Visitors to the Central Florida Zoo & Botanical Gardens know that our institution is full of interesting animals, from tiny scorpions to towering giraffes. But we are lucky enough to have some pretty interesting humans on staff, too!
Today, we wanted to introduce you to one of those very special Zoo staff members to give you a behind-the-scenes look at just how much goes into caring for the collection of animals at our Orlando Zoo and how to become a zoo keeper.
We sat down with Christopher Torge, our Director of Animal Operations, to learn more. See what he had to say below!
Question: How long have you been at the Zoo?
Answer: I started February 2021, so a little over two years.
Q: What was your experience before coming here?
A: I have been in the zoological field since 1998. I have worked at the Central Park Zoo, Rosamond Gifford Zoo, and Disney’s Animal Kingdom and Animal Kingdom Lodge. I have been an intern, animal keeper, senior keeper, zoological manager, and now Director of Animal Operations.
Q: What are some things people might not know about you and your work with animals?
I’ve ridden more elephants than horses. Vultures are one of my favorite animals to work with. And I have spent over 6,768 hours working with giraffes!
Q: As Director of Animal Operations, what are your main job duties?
A: I am responsible for our entire animal collection and the team of 30 people that take care of them. I focus on providing my team with all the tools they need to be successful at their job and to enjoy their job. I partner with all the other teams at the Zoo to provide the best possible care for our animal collection.
Q: What kind of education and experience does someone need to get to your position?
A: First, I have a degree in Zoology. For someone in my role, it’s also important to have experience with project management, zoological park attractions and operations, and a solid leadership style.
Q: What drew you to this work to begin with?
A: I’ve always been fascinated with animal behavior. That naturally led to me wanting to work with them.
Q: What’s your favorite thing about working at the Zoo?
A: I really enjoy providing for the people on my team and watching them grow professionally. I enjoy providing new experiences for them, like exhibit design and animal training. These allow them to build on their strengths and are things that make our profession unique.
Q: What’s something a visitor might not know that you want them to know?

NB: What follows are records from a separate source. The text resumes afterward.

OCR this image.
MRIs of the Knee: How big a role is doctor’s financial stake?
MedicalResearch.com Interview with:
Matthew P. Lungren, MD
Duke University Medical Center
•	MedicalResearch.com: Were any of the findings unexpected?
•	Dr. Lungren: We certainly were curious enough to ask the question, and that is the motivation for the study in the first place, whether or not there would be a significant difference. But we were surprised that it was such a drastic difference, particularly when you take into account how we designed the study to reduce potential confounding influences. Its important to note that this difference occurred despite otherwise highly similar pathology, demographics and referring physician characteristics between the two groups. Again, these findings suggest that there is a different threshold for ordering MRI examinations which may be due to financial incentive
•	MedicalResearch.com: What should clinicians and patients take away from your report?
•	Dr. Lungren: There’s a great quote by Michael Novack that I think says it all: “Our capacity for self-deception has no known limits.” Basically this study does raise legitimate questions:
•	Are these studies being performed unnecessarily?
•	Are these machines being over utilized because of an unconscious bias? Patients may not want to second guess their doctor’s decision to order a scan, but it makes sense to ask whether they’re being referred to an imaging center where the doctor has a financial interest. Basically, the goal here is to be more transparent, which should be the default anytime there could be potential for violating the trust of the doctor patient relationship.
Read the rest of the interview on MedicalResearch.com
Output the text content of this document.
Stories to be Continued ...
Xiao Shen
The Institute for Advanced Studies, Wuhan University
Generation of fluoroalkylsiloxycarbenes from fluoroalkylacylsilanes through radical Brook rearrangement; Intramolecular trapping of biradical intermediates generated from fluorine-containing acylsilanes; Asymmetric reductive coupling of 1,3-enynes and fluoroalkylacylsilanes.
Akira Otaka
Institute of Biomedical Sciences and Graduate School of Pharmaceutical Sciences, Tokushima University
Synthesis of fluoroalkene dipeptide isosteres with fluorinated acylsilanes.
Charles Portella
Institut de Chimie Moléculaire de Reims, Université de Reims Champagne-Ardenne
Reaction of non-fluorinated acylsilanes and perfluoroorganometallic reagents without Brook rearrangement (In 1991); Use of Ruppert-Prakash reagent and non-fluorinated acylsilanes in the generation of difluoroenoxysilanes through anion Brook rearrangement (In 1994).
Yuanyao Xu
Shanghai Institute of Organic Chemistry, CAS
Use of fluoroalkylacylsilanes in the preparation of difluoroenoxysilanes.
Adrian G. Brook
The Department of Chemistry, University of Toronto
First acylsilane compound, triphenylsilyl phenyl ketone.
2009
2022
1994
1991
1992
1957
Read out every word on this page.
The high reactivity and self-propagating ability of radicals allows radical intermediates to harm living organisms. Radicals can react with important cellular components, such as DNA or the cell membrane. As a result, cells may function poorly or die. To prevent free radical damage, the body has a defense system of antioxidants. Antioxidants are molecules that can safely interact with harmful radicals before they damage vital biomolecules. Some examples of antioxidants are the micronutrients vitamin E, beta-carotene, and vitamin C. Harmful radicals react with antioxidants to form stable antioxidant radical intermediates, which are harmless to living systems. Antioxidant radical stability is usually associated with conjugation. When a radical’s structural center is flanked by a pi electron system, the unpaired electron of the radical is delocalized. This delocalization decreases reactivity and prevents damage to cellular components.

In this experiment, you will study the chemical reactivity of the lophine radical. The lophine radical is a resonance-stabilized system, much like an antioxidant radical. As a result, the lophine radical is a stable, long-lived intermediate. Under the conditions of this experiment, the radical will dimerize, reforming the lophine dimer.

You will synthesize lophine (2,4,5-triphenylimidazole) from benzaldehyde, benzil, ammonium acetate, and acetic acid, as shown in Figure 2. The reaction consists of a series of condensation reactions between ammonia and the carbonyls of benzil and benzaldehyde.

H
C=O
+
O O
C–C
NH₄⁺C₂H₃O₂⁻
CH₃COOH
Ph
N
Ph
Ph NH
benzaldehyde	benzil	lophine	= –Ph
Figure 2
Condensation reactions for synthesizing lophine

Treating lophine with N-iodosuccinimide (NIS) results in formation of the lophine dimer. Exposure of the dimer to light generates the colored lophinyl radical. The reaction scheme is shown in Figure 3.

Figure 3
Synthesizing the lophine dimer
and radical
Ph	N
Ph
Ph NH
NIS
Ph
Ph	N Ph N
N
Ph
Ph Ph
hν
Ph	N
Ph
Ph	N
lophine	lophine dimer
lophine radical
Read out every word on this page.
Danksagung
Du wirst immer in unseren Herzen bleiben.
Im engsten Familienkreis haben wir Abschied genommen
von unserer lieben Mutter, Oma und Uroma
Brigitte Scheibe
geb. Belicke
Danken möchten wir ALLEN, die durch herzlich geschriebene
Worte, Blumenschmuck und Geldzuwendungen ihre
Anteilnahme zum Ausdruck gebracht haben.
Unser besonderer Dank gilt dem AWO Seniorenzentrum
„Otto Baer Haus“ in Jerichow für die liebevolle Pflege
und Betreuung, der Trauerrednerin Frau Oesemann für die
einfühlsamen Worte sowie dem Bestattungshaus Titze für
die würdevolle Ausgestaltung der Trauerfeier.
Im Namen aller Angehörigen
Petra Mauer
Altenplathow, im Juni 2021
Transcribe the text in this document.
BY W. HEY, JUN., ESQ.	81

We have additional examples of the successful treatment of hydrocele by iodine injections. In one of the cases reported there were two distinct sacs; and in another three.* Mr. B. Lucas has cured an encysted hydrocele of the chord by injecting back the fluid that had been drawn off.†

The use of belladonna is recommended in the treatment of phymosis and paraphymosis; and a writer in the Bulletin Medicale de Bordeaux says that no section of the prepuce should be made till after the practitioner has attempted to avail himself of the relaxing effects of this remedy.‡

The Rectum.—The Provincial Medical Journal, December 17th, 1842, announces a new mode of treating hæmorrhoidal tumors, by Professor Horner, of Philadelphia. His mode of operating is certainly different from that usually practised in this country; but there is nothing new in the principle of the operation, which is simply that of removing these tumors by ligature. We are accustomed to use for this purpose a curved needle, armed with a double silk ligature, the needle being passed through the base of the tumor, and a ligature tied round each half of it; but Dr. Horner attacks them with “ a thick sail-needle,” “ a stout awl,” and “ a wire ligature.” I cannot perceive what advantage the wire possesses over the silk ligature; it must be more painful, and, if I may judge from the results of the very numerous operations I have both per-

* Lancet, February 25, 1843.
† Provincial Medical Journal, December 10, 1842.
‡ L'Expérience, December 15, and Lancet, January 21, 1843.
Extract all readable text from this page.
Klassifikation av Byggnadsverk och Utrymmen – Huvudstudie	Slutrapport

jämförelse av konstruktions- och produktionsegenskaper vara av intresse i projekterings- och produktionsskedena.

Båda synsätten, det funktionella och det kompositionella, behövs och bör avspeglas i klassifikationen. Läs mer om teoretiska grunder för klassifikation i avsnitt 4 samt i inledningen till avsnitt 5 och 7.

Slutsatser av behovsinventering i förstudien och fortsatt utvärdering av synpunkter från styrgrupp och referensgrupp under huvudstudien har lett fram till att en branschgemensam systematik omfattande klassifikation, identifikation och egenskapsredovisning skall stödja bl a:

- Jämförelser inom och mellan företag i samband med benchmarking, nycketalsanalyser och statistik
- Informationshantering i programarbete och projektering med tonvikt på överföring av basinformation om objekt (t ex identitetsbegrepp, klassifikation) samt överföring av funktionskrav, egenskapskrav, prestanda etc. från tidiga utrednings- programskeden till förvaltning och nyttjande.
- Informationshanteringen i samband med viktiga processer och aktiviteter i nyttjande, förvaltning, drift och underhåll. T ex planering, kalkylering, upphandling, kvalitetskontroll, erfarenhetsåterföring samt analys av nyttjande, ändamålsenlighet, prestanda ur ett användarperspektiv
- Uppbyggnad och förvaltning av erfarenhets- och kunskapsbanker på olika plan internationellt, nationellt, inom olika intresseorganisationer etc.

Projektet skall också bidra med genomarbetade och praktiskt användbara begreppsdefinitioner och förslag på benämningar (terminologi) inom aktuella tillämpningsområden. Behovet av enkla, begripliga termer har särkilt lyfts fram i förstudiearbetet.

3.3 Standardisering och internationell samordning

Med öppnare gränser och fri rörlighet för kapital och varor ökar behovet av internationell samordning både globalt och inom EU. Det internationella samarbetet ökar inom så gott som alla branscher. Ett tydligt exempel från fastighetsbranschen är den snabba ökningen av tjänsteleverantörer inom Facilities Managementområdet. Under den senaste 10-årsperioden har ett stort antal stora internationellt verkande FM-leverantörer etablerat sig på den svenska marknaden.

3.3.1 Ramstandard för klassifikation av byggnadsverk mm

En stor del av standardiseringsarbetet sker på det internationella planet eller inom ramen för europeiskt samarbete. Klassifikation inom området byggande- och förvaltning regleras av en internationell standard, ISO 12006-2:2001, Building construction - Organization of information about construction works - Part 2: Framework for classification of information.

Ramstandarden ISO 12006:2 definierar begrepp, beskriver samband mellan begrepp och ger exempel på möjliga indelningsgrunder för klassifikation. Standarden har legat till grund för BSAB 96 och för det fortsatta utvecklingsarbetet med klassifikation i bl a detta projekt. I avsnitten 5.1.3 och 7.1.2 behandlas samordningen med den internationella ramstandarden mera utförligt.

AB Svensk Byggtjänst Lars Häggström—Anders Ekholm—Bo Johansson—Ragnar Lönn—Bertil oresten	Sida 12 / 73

A: That a large percentage of time is spent evaluating and improving the wellbeing of our animal collection. Our staff spends hours on assessments, evaluations and behavioral husbandry to truly provide the highest level of care for our animals.
Q: What’s the hardest part about your job?
A: Because the staff spend so much time with the animals, they develop deep bonds with them. Watching my team have to say goodbye to an animal is always the hardest, even when it is the best and necessary decision.
Q: What’s one thing people can do to help animals or further the Zoo’s mission?
A: Our guests can do their part for conservation through some simple actions! Recycle, plant a butterfly garden, donate to a conservation organization, volunteer, and spread the word to others to do the same. They all make a difference!
We hope Chris has taught you something new about the Zoo or inspired you to help. After all, our mission is to create connections that inspire people to take action on behalf of wildlife!